De wederzijdse relaties gaan dieper dan ik voordat ik aan deze functie begon had gedacht. Ook de veelheid aan onderwerpen waarop wordt samengewerkt heeft mij positief verrast. Ik moest wel wennen aan het feit dat Nederland en Duitsland volstrekt anders zijn georganiseerd, daar moest ik wel even mijn weg in vinden. Duitsland als federaal land met andere ‘Zuständigkeiten’, dat is een van de nieuwe woorden die ik leerde. En het was even wennen toen ik voor het eerst ergens als ‘Herr Generalkonsul’ werd geïntroduceerd. Voordeel van de wat formelere procedures is wel dat je weet waar je aan toe bent.

Wat gaat u aan Düsseldorf missen?

De vanzelfsprekendheid waarmee we als consulaat-generaal overal welkom zijn. Dat we overal worden gezien als partners, natuurlijk met onze eigen rol: mensen bij elkaar brengen en boodschappen overbrengen. Het is een feest om in dat kader overal present te kunnen zijn en dingen mee te maken. Of dat nu een fietsbeurs hier in Düsseldorf is, een museumopening in een andere stad of bestuurlijke vergaderingen: het is eigenlijk een soort snoepwinkel waarin ik mocht opereren. Dat betekent niet dat het werk altijd gemakkelijk is – er zijn uiteraard ook netelige thema’s en ook is voortgang bij bestaande dossiers niet altijd gegarandeerd – maar als consulaat-generaal heb je in ieder geval een erkende plaats aan de tafel binnen de grensoverschrijdende samenwerking. Dat is heel fijn.

Welke tip zou u aan uw opvolgster willen meegeven?
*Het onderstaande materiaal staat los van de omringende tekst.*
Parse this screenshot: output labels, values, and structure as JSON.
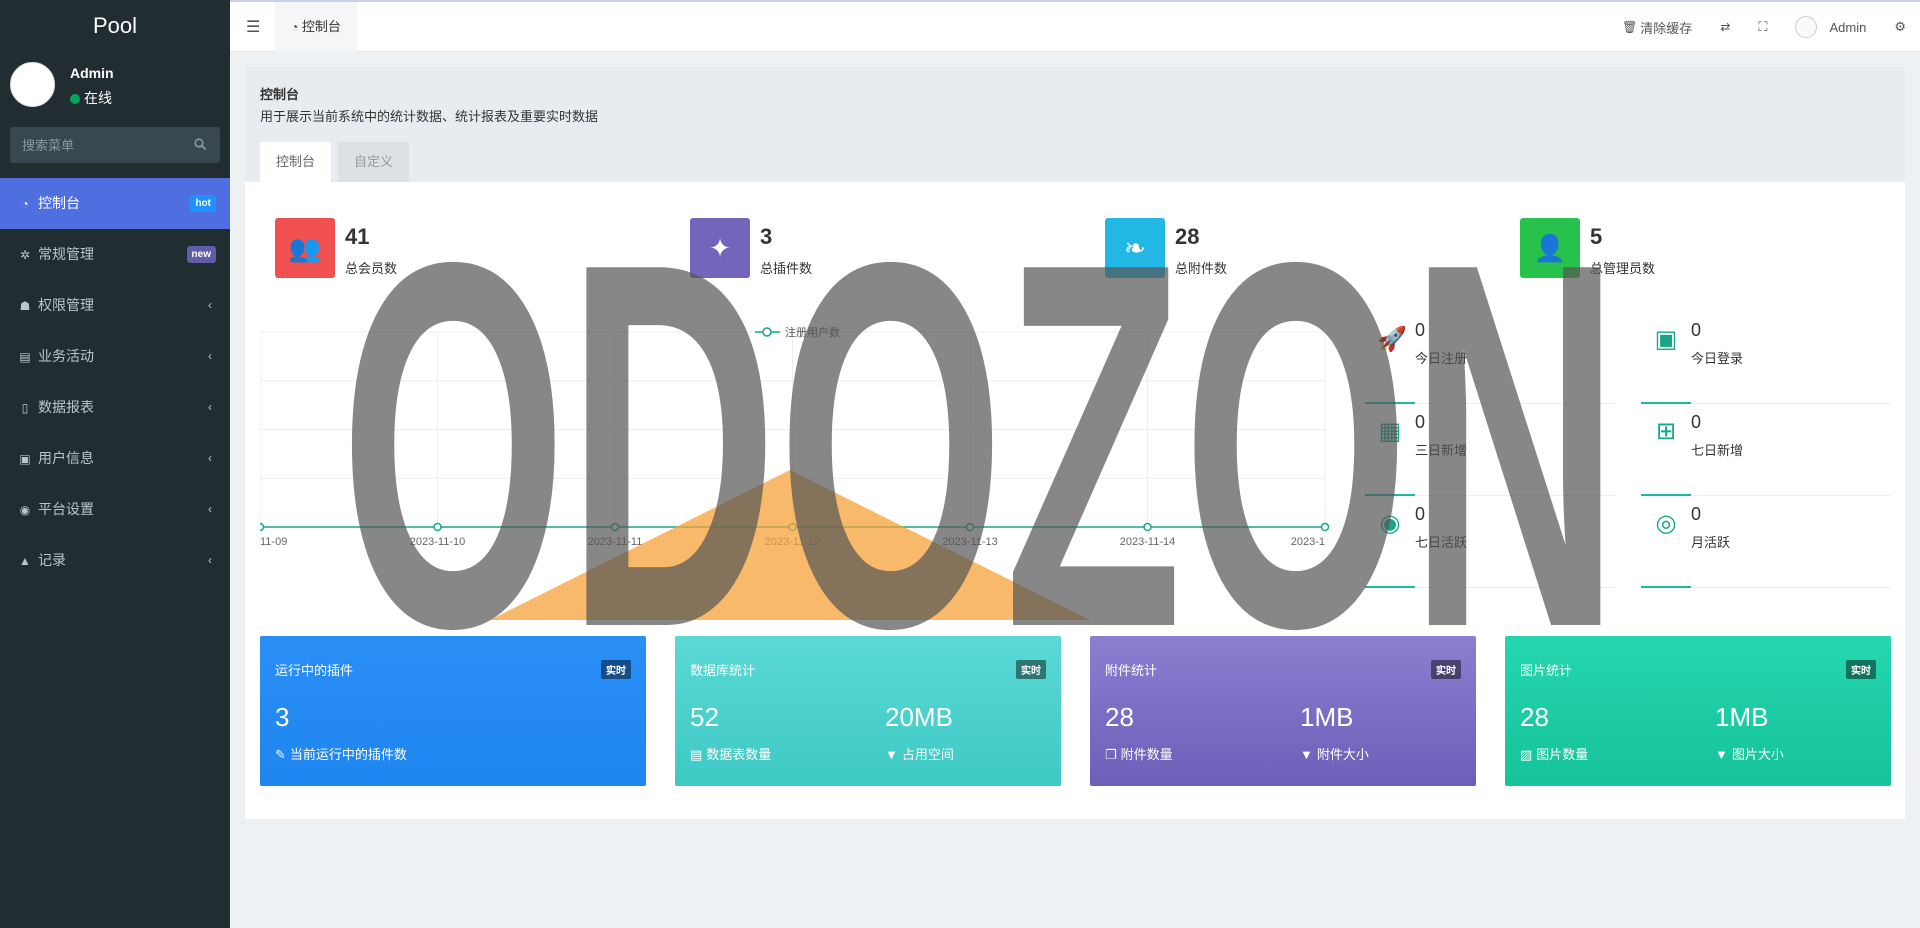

Ga Duitsland in. Probeer zoveel mogelijk uitnodigingen aan te nemen om het land te leren kennen; economisch, cultureel en bestuurlijk. En investeer in je persoonlijke netwerk. Dat is in Duitsland misschien nog wel net iets belangrijker dan in Nederland, waar mensen over het algemeen wat sneller van functie wisselen dan in Duitsland. Dat vond ik ook het ergste aan de coronapandemie: dat het moeilijk was om je netwerk uit te breiden via zo’n scherm. Uit goede persoonlijke relaties kan veel moois voortkomen: zo zat ik een aantal jaar geleden op een politieke bijeenkomst in Essen met aansluitend diner per toeval naast dr. Julia Frohne van de Business Metropole Ruhr. We voerden gewoon een leuk, geanimeerd gesprek en eigenlijk is daar het zaadje geplant voor de Innovation Bridge Netherlands, die met bezoeken over en weer best wel wat in beweging heeft gezet.  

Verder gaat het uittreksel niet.